Source: Northumberland Native Art Museum & various sources

More information about the scroll presented above and about other genuine Norval Morrisseau paintings and prints exhibited and/or sold through "Art Imperial Gallery" to follow...

>>> Reference Links:
- The Morrisseau Legacy missing links (Part I),
  /Ref.: John Zabloski/
- The Morrisseau Legacy missing links (Part II),
  /Ref.: Susan Ross/
- The Morrisseau Legacy missing links (Part III) &
  /Ref.: Clifford & Eleanor Whetung/
- The Morrisseau Legacy missing links (Part IV) &
  /Ref.: Steve Potosky/


Anonymous said...

Hello Mr. Matulic
Thank you very much for keeping the public informed of this very important piece of history! This remarkable piece is very important to the Ojiibwe culture and all Canadians! Perhaps it will be on exhibit again one day and we trust you will keep us informed should you hear of such an exhibit! Keep up the good work! Miigwetch!

R Hill said...

I used to visit Ms Nagy”s Museum on several occasions to see the wonderful collection of art and also to view some of her prized Morrisseau paintings. She was highly protective of her Morriseau collection and would personally supervise the viewing of selected pieces to the visitor.

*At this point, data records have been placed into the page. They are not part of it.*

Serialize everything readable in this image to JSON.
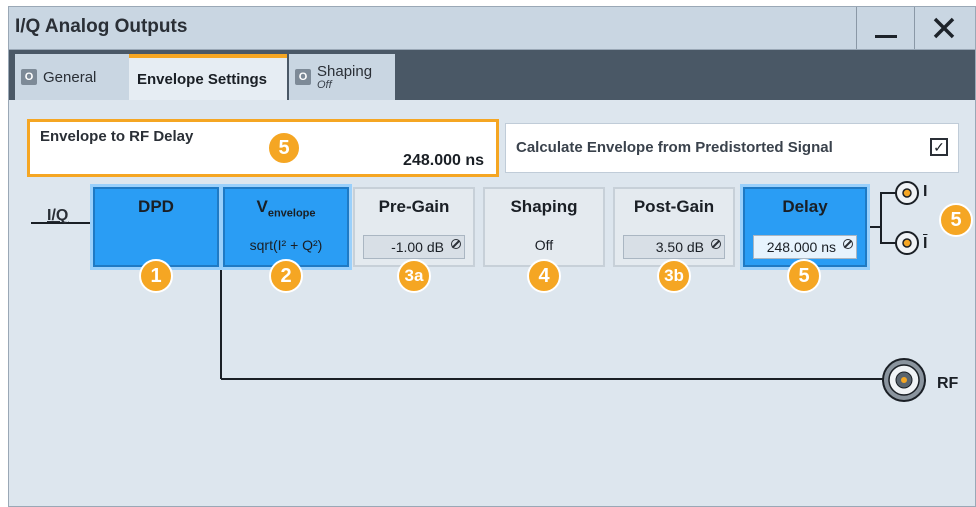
{
  "window": {
    "title": "I/Q Analog Outputs",
    "minimize_icon": "minimize-icon",
    "close_icon": "close-icon"
  },
  "tabs": [
    {
      "label": "General",
      "indicator": "O"
    },
    {
      "label": "Envelope Settings"
    },
    {
      "label": "Shaping",
      "indicator": "O",
      "sublabel": "Off"
    }
  ],
  "delay_field": {
    "label": "Envelope to RF Delay",
    "value": "248.000 ns",
    "badge": "5"
  },
  "calc_field": {
    "label": "Calculate Envelope from Predistorted Signal",
    "checked": true,
    "check_glyph": "✓"
  },
  "diagram": {
    "input_label": "I/Q",
    "blocks": [
      {
        "title": "DPD",
        "badge": "1"
      },
      {
        "title_main": "V",
        "title_sub": "envelope",
        "value": "sqrt(I² + Q²)",
        "badge": "2"
      },
      {
        "title": "Pre-Gain",
        "value": "-1.00 dB",
        "badge": "3a"
      },
      {
        "title": "Shaping",
        "value": "Off",
        "badge": "4"
      },
      {
        "title": "Post-Gain",
        "value": "3.50 dB",
        "badge": "3b"
      },
      {
        "title": "Delay",
        "value": "248.000 ns",
        "badge": "5"
      }
    ],
    "outputs": {
      "i_label": "I",
      "ibar_label": "I",
      "badge": "5",
      "rf_label": "RF"
    }
  },
  "colors": {
    "accent": "#f5a623",
    "active_block": "#2a9df4"
  }
}
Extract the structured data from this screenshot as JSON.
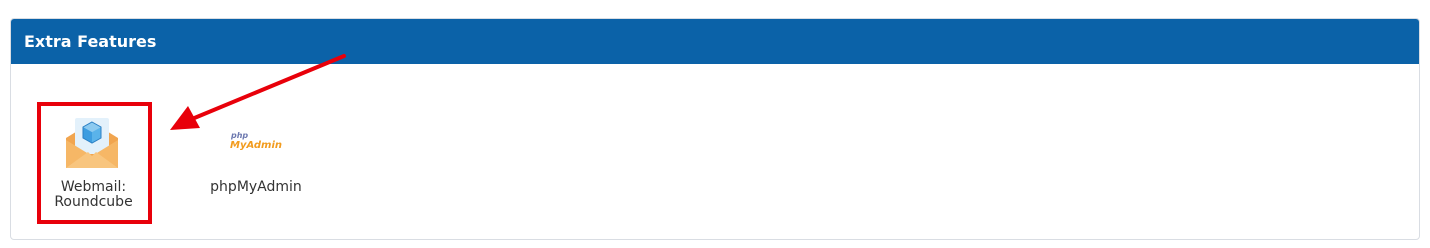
{
  "panel": {
    "title": "Extra Features",
    "header_color": "#0b62a8"
  },
  "features": [
    {
      "label": "Webmail: Roundcube",
      "label_line1": "Webmail:",
      "label_line2": "Roundcube",
      "icon": "roundcube-envelope-icon",
      "highlighted": true
    },
    {
      "label": "phpMyAdmin",
      "icon": "phpmyadmin-logo-icon",
      "logo_top": "php",
      "logo_bottom": "MyAdmin"
    }
  ],
  "annotation": {
    "highlight_color": "#e8000a",
    "arrow_color": "#e8000a"
  }
}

I felt privileged. In her museum she had the “Scroll”on display and it truly was a marvellous work to behold. Ms. Nagy would take great pleasure and pride as she would give her detailed account of the Scroll. It was an experience to visit her Native Art Museum in Conourg. In the mansion on entry we were greeted by her son, Tommy. Tommy, a midfle, was always impeccably dressed and would assist and escort my friend, Ava, and myself as we did one of our many tours to view the amazing collection of art on display. Inevitably attention would always come to the Mortisseau collection and it was through Ms Nagy that I learned of and fell in love with Morrisseau. Then unfortunately there was the sad day when Tommy passed away unexpectedly. Tommy was everything to Ms Nagy and her whole purpose was to build the Native Art Museum as a legacy for Tommy. I will miss both Tommy and Ms Nagy. The Cobourg area was fortunate to have for a while and Canada is lucky that she preserved such an unadulterated collection of Norval Morriseau, one of Canada’s finest artists.